Have read for almost 2 years. Yes two years and as I've read...he is still "showing" me who he is....
Am the supposed "girlfriend" of an addict, can't say "loved one" because his one and only true love is drugs. of course the "girlfriend" description is on again off again, between all the binges, addiction, affairs, deceptions, lies, deception, omissions, & illegal garbage...whatever status suited his current need for an ago or alternate body part being stroked.
I have two beautiful daughter (not his) that depending on if its him or the addict present , are still impacted on a daily/weekly/monthly basis by his addiction to sex/lies/drugs and mine to him(according to the couples counselor). He will either treat them like gold or steal from their piggy banks and be present or not.

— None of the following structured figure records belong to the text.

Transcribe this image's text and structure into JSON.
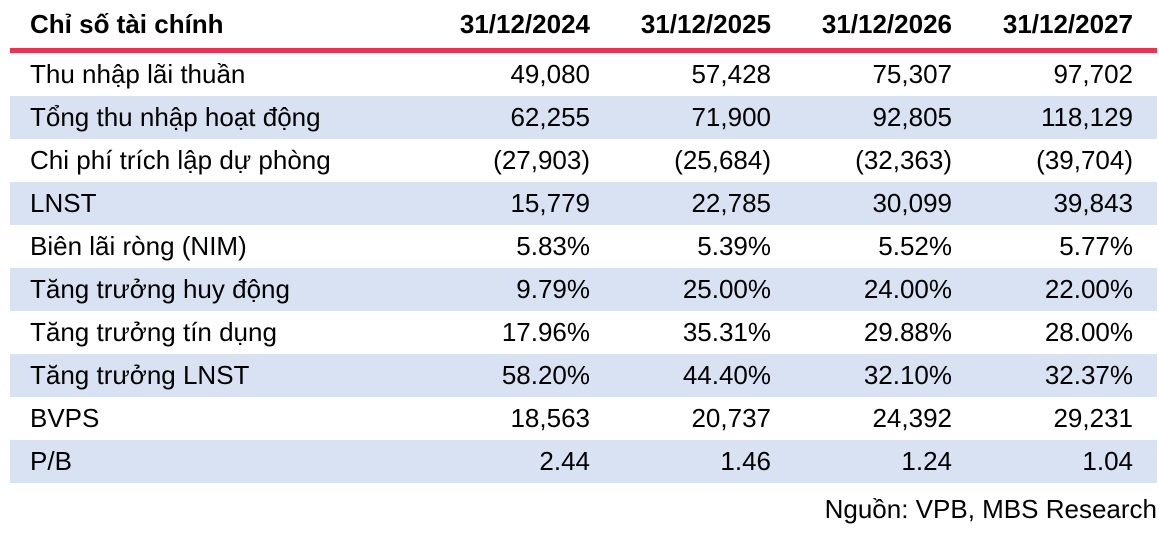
{
  "chart_data": {
    "type": "table",
    "title": "Chỉ số tài chính",
    "columns": [
      "Chỉ số tài chính",
      "31/12/2024",
      "31/12/2025",
      "31/12/2026",
      "31/12/2027"
    ],
    "rows": [
      {
        "label": "Thu nhập lãi thuần",
        "values": [
          "49,080",
          "57,428",
          "75,307",
          "97,702"
        ],
        "highlight": false
      },
      {
        "label": "Tổng thu nhập hoạt động",
        "values": [
          "62,255",
          "71,900",
          "92,805",
          "118,129"
        ],
        "highlight": true
      },
      {
        "label": "Chi phí trích lập dự phòng",
        "values": [
          "(27,903)",
          "(25,684)",
          "(32,363)",
          "(39,704)"
        ],
        "highlight": false
      },
      {
        "label": "LNST",
        "values": [
          "15,779",
          "22,785",
          "30,099",
          "39,843"
        ],
        "highlight": true
      },
      {
        "label": "Biên lãi ròng (NIM)",
        "values": [
          "5.83%",
          "5.39%",
          "5.52%",
          "5.77%"
        ],
        "highlight": false
      },
      {
        "label": "Tăng trưởng huy động",
        "values": [
          "9.79%",
          "25.00%",
          "24.00%",
          "22.00%"
        ],
        "highlight": true
      },
      {
        "label": "Tăng trưởng tín dụng",
        "values": [
          "17.96%",
          "35.31%",
          "29.88%",
          "28.00%"
        ],
        "highlight": false
      },
      {
        "label": "Tăng trưởng LNST",
        "values": [
          "58.20%",
          "44.40%",
          "32.10%",
          "32.37%"
        ],
        "highlight": true
      },
      {
        "label": "BVPS",
        "values": [
          "18,563",
          "20,737",
          "24,392",
          "29,231"
        ],
        "highlight": false
      },
      {
        "label": "P/B",
        "values": [
          "2.44",
          "1.46",
          "1.24",
          "1.04"
        ],
        "highlight": true
      }
    ],
    "source": "Nguồn: VPB, MBS Research",
    "layout": {
      "value_alignment": "right",
      "grid": "off",
      "zebra_highlight_rows": [
        1,
        3,
        5,
        7,
        9
      ]
    }
  },
  "colors": {
    "header_rule": "#EA3352",
    "row_highlight": "#D9E2F3",
    "text": "#000000",
    "background": "#FFFFFF"
  }
}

It is embarrassing to admit how far gone things are and how foolish/fooled one has been, yet it is also very liberating to be a feeling, loving person and actually survive what loving an addict entails.
I battle daily with my heart and mind at odds... one should not have to "suffer" at the expense of the other...so i do my best try to learn how to ensure I am meeting the needs of both... with or without the addict in my life.

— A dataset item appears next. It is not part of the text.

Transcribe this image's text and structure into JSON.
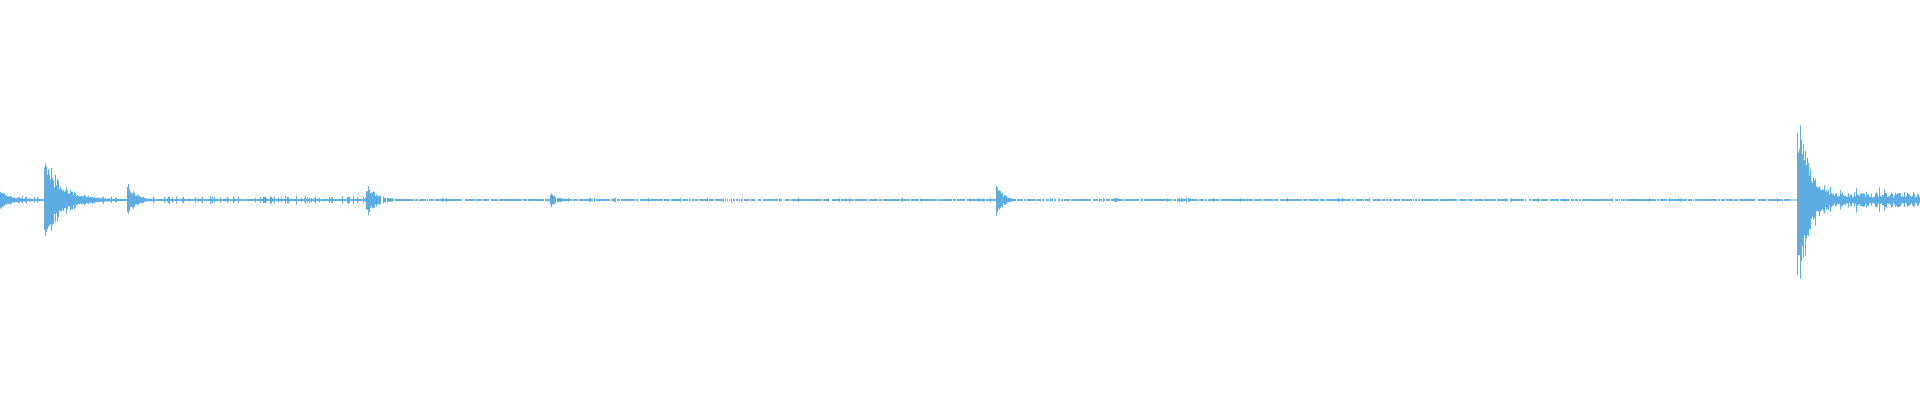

With each passing day the hope that kept me going emotionally is taking a back seat to the logic. Am I perfect? hardly, but I am also not going to be blamed or a scapegoat for someones addiction.
I struggle with the "detach with love" and labels associated with having an addict in ones life.
Healthy boundaries? A work in progress. Honestly had those been in place I probably would not be in this situation.
In a nutshell I am a person who has spent far to much time and energy focusing on an addict who really honestly isn't all that interested in "recovery" or his "girlfriend" because ...heck there will always be and always has been another mark, addict, "random" there to give him a quick fix if he can't afford his DOC.